For Yemenis, the results have been disastrous: Coalition airstrikes have punished Yemen’s civilians, and its children specifically, destroying hospitals, schools and vital infrastructure. In total, Saudi-led airstrikes are responsible for over 60 percent of civilian deaths in Yemen’s war, according to the United Nations, leading many human rights organizations to accuse the U.S. of taking part in potential war crimes.

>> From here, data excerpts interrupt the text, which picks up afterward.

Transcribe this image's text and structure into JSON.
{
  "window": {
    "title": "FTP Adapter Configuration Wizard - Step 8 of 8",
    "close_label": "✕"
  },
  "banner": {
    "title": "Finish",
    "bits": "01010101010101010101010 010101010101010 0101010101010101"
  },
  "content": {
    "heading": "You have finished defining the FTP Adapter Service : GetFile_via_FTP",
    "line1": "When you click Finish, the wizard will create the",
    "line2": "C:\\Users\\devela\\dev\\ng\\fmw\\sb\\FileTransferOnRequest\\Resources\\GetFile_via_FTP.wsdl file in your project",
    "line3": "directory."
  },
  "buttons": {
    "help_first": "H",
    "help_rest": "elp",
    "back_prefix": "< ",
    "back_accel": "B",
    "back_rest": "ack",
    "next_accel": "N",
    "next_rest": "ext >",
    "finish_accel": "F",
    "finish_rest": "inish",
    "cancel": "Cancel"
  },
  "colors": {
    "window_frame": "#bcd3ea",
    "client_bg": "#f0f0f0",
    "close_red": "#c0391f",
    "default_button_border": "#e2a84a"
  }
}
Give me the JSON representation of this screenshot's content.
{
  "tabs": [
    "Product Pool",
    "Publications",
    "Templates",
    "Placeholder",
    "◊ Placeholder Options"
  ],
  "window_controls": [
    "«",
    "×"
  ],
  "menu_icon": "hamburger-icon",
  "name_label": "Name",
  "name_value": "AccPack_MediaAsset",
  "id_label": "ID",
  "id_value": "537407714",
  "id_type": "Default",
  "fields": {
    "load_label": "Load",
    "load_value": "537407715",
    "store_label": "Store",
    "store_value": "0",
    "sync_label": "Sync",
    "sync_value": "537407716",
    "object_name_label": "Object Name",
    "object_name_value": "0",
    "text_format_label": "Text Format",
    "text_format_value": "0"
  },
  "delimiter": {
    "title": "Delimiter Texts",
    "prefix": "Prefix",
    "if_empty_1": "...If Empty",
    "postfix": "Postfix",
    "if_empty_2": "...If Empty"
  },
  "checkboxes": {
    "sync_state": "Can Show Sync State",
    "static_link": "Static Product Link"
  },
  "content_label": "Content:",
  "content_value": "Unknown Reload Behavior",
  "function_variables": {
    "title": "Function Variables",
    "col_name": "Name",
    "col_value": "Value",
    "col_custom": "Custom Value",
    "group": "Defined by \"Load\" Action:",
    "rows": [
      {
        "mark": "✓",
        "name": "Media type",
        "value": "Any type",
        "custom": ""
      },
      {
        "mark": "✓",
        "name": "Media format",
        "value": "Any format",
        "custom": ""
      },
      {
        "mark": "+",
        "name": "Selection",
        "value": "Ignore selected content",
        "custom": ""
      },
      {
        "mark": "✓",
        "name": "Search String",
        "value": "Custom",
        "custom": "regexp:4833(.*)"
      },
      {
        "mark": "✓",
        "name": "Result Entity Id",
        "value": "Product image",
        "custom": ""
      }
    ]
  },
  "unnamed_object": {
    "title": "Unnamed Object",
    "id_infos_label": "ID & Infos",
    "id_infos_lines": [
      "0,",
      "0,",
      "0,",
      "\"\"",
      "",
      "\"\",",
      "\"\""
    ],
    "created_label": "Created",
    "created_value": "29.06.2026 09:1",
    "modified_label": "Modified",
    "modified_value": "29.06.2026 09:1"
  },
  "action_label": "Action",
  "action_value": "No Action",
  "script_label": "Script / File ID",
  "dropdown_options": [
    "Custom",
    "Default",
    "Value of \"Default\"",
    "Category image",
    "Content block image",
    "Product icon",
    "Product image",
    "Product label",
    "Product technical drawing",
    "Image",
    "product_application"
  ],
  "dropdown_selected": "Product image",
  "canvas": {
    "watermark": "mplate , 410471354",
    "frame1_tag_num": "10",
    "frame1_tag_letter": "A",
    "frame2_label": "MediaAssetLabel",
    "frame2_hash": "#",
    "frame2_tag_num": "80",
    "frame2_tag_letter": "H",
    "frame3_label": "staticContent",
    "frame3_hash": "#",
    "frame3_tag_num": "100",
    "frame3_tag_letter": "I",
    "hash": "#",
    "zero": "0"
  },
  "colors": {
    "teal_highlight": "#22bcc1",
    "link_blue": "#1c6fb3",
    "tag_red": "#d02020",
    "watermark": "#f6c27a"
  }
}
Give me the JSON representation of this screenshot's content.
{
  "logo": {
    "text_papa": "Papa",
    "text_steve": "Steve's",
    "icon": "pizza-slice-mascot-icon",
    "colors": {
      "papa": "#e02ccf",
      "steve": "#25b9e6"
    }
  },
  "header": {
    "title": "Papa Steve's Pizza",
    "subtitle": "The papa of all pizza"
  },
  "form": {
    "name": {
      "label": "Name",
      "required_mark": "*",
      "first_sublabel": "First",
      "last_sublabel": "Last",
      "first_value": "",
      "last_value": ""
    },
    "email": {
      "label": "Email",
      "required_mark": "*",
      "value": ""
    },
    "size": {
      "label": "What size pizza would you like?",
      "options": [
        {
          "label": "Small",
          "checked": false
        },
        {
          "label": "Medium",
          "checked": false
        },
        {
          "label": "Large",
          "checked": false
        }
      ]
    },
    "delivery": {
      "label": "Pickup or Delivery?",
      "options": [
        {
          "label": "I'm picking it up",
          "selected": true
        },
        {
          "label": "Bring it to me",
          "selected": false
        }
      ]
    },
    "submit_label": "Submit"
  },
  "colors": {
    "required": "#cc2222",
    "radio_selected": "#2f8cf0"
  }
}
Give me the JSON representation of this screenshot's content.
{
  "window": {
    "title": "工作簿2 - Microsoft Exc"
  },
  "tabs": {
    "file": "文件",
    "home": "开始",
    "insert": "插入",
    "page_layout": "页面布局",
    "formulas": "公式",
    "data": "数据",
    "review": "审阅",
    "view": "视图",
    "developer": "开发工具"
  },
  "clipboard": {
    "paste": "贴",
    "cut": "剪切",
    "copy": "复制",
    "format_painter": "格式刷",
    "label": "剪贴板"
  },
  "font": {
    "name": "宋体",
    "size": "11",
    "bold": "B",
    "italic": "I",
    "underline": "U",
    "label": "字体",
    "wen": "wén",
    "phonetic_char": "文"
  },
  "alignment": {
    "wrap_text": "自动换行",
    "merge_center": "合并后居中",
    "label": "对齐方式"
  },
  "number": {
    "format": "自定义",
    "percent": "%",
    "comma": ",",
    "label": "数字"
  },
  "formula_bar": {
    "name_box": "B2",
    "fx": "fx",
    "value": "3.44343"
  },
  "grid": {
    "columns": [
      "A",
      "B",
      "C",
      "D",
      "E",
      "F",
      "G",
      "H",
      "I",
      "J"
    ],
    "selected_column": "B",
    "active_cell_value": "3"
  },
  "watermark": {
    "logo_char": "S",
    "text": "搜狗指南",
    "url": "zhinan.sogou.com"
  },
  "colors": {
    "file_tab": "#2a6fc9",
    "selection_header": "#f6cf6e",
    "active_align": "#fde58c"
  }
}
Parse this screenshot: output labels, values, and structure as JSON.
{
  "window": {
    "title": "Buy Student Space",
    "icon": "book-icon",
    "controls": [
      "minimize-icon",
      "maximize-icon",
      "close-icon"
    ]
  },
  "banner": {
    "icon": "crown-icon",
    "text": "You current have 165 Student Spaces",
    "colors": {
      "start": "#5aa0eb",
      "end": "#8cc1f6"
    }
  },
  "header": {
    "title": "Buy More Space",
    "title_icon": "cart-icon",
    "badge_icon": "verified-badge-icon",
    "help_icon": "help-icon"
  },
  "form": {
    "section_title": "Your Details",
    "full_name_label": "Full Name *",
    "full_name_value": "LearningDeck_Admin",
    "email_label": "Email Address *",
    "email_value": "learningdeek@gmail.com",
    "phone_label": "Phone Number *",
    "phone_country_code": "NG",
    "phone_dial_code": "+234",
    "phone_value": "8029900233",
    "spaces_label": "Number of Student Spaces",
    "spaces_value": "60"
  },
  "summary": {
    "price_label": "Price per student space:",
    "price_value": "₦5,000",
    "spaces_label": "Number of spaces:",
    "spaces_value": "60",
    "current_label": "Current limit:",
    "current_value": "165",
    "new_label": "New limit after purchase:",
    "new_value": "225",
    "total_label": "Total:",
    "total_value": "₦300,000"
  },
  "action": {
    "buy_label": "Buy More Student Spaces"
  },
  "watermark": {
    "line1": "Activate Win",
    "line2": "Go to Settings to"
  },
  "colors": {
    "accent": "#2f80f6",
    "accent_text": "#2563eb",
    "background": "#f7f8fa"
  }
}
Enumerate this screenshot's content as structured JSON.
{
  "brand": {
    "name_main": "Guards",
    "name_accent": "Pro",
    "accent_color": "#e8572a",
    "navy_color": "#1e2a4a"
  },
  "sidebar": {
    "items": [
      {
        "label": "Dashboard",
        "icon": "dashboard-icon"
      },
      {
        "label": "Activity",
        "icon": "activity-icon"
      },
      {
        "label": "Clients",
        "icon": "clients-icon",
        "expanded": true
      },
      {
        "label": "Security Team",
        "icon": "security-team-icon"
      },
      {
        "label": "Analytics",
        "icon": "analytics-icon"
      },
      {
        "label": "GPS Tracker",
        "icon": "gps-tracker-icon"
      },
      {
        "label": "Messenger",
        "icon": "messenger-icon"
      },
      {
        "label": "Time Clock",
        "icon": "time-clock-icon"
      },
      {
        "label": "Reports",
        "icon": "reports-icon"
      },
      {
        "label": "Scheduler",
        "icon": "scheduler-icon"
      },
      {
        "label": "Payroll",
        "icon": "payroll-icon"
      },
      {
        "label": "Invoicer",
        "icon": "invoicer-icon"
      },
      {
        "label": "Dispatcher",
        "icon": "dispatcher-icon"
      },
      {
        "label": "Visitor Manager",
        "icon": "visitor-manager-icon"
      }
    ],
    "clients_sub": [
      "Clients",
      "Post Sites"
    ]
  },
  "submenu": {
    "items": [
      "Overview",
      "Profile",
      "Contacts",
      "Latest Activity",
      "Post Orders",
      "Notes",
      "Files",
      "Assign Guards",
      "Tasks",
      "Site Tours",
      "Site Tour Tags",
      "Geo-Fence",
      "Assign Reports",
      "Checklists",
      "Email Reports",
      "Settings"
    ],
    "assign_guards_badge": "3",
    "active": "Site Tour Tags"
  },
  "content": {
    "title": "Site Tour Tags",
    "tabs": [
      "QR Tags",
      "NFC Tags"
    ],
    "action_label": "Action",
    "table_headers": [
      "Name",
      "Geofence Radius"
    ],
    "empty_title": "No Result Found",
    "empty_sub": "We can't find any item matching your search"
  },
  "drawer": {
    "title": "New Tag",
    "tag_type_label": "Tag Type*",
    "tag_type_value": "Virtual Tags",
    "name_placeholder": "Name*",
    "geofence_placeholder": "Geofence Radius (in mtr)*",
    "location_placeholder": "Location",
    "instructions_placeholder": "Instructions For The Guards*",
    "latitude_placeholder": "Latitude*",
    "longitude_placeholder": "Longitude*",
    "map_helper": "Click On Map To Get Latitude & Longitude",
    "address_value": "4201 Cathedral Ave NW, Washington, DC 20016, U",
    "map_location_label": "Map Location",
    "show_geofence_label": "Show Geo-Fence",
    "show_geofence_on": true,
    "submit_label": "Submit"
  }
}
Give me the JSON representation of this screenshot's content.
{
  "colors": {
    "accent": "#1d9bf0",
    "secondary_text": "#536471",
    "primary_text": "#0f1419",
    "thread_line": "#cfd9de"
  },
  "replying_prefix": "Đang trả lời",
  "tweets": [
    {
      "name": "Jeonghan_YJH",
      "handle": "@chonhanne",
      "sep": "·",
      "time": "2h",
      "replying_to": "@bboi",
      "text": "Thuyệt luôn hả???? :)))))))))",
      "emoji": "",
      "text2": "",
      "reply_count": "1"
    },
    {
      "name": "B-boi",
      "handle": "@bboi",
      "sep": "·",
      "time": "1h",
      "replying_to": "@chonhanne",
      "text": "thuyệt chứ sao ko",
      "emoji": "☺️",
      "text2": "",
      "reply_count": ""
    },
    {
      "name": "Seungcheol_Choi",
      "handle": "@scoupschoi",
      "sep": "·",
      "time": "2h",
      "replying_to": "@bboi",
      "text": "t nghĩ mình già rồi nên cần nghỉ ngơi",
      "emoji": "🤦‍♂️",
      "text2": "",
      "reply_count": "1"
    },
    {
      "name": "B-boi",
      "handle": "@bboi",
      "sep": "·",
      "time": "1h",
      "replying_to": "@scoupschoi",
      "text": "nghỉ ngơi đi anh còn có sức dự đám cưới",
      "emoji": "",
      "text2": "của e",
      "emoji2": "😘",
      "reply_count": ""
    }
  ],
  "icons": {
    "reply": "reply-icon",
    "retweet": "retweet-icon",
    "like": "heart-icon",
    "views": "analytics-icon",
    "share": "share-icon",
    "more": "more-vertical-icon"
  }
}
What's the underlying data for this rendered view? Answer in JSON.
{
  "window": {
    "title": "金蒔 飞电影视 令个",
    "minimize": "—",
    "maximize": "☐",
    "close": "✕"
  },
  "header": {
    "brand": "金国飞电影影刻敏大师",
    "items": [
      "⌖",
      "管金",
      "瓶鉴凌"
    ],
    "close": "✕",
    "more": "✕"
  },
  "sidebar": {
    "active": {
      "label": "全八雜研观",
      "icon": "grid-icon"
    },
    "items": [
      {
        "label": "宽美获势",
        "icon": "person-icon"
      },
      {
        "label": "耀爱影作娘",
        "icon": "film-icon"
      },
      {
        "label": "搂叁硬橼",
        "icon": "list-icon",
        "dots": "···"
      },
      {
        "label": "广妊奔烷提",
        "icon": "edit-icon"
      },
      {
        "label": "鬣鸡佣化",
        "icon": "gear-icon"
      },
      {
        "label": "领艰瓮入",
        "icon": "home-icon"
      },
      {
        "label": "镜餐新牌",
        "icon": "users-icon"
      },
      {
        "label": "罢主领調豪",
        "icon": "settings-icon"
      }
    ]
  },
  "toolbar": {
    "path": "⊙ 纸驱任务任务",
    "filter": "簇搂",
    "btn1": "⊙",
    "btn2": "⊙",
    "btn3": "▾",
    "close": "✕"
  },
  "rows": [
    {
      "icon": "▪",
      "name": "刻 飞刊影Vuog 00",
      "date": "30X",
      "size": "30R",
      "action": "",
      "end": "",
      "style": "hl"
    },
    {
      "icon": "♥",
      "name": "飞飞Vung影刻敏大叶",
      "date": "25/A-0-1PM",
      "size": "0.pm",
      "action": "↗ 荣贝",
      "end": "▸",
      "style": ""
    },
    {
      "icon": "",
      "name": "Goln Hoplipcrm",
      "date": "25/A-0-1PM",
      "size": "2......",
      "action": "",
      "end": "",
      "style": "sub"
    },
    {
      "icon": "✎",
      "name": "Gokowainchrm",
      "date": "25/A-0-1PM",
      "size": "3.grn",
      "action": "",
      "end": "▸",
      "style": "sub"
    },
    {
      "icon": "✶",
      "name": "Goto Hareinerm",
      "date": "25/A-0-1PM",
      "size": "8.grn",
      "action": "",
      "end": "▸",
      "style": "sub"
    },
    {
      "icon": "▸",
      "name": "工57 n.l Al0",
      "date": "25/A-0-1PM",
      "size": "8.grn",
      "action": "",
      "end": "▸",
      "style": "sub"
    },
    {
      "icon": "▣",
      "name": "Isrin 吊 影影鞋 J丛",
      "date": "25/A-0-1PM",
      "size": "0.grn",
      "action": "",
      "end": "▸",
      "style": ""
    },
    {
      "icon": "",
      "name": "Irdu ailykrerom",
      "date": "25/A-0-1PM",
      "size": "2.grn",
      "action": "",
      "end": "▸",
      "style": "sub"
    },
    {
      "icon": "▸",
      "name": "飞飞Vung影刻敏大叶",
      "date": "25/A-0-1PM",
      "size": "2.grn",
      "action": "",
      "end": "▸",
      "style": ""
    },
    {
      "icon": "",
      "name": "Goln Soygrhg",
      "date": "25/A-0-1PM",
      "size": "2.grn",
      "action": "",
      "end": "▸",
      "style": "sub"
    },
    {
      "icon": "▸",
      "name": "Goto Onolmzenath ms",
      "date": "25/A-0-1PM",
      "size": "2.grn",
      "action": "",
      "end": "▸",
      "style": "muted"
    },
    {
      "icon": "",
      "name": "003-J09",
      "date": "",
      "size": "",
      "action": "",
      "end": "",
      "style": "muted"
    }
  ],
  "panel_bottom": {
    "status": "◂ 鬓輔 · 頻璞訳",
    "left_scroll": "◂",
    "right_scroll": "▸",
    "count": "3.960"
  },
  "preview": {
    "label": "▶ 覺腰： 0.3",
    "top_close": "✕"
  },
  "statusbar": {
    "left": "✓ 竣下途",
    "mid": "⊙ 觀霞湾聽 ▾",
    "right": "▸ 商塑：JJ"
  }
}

There are signs U.S. officials are starting to grow uncomfortable with this arrangement, however. Following a debate in the House of Representatives, lawmakers led by Rep. Ro Khanna, a California Democrat, voted 366-30 that they had not authorized U.S. action in support for the Saudi-led war. But the vote was ultimately toothless after the resolution was stripped of the privileged status that would have invoked the War Powers Act to end U.S. involvement.

As Congress finally begins to grapple with the U.S.’s role in Yemen, the war shows no signs of letting up, leaving Yemen’s civilians to toil in the world’s worst humanitarian crisis and a cholera outbreak of unprecedented proportions.


Sara’s father lost his only son, 2-year-old Naif, in the August strike that destroyed six civilian homes. “He was my life,” says Ahmed, who has 48 shrapnel wounds from the blast. “I wished for so long to have a boy, and now he’s gone.”

His wife, Mesara, lies prostrate under a blanket, barely able to walk more than a few steps due to crushing spinal injuries sustained in the airstrike. The couple cannot afford the medical fees needed for surgical treatment and has had to borrow money in order to pay for their baby boy’s burial. Their other daughter, 12-year-old Haditha, has only one recollection of the strike, of seeing a ball of fire before being losing consciousness and waking up in hospital. A week later her aunt told her that two of her siblings were dead.

Nearly three months on, Sara struggles to sleep at night, often waking with recurring nightmares.

“I dream of being under the rubble and hearing the planes,” she says. “I get scared, very scared.”


Iona Craig is a British-Irish independent journalist focusing on Yemen and the Arabian Peninsula.